Ainda de acordo com a PM, ele entrou na sala dos professores e em outras salas da escola Primo Bitti, munido de uma pistola e vários carregadores, e efetuou vários disparos, matando duas pessoas e ferindo quatro.

Depois disso, ele entrou em um carro e invadiu uma escola particular no mesmo bairro, o Centro Educacional Praia de Coqueiral (CEPC), efetuando novos disparos. Pelo menos uma pessoa morreu e quatro ficaram feridas.

Os feridos foram levados a hospitais da região. O adolescente apontado como responsável pelos disparos já foi identificado.

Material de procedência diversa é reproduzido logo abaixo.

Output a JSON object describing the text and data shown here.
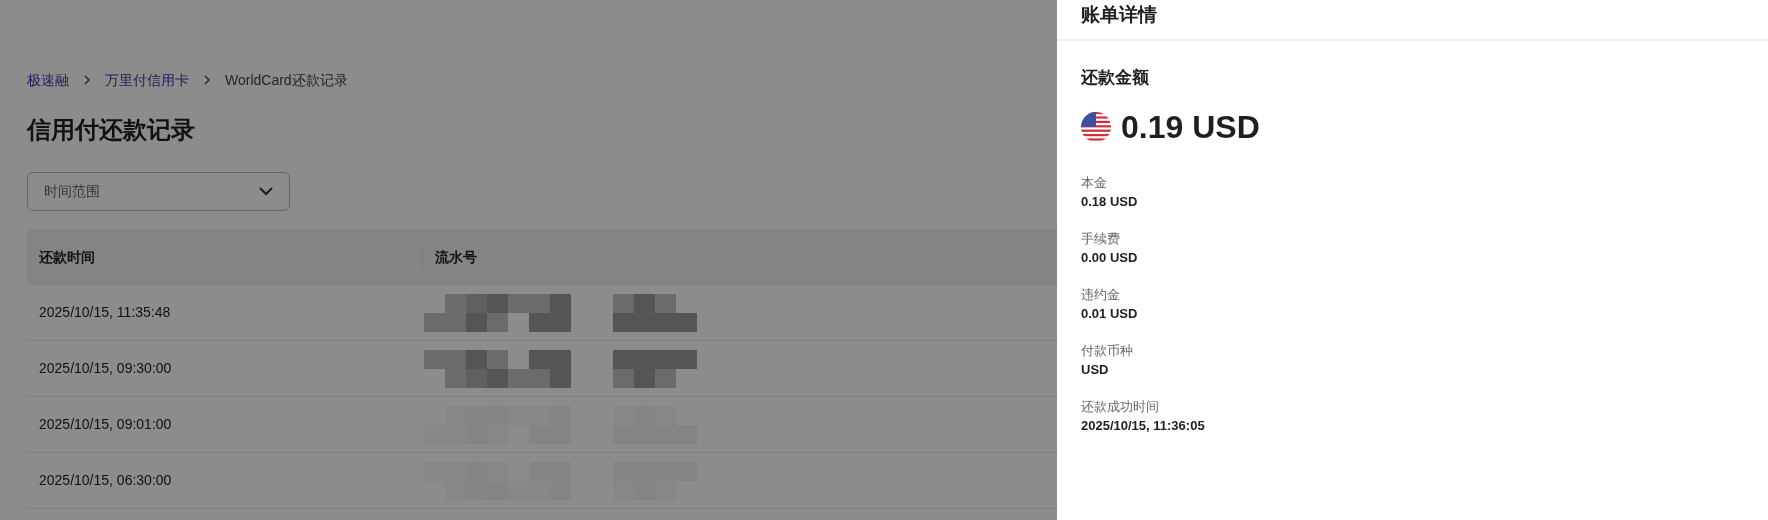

Por meio de seu perfil no Twitter, o governador do Espírito Santo, Renato Casagrande, lamentou o atentado. “Com sentimento de pesar e muita tristeza, estou acompanhando de perto a apuração da invasão nas Escolas Primo Bitti e Darwin, em Aracruz. Todas as nossas forças de segurança estão empenhadas. Determinei o deslocamento dos Sec. de Segurança e Educação para acompanhar os trabalhos”.

A prefeitura de Aracruz divulgou nota informando que as aulas da rede municipal foram suspensas hoje a pedido da PM.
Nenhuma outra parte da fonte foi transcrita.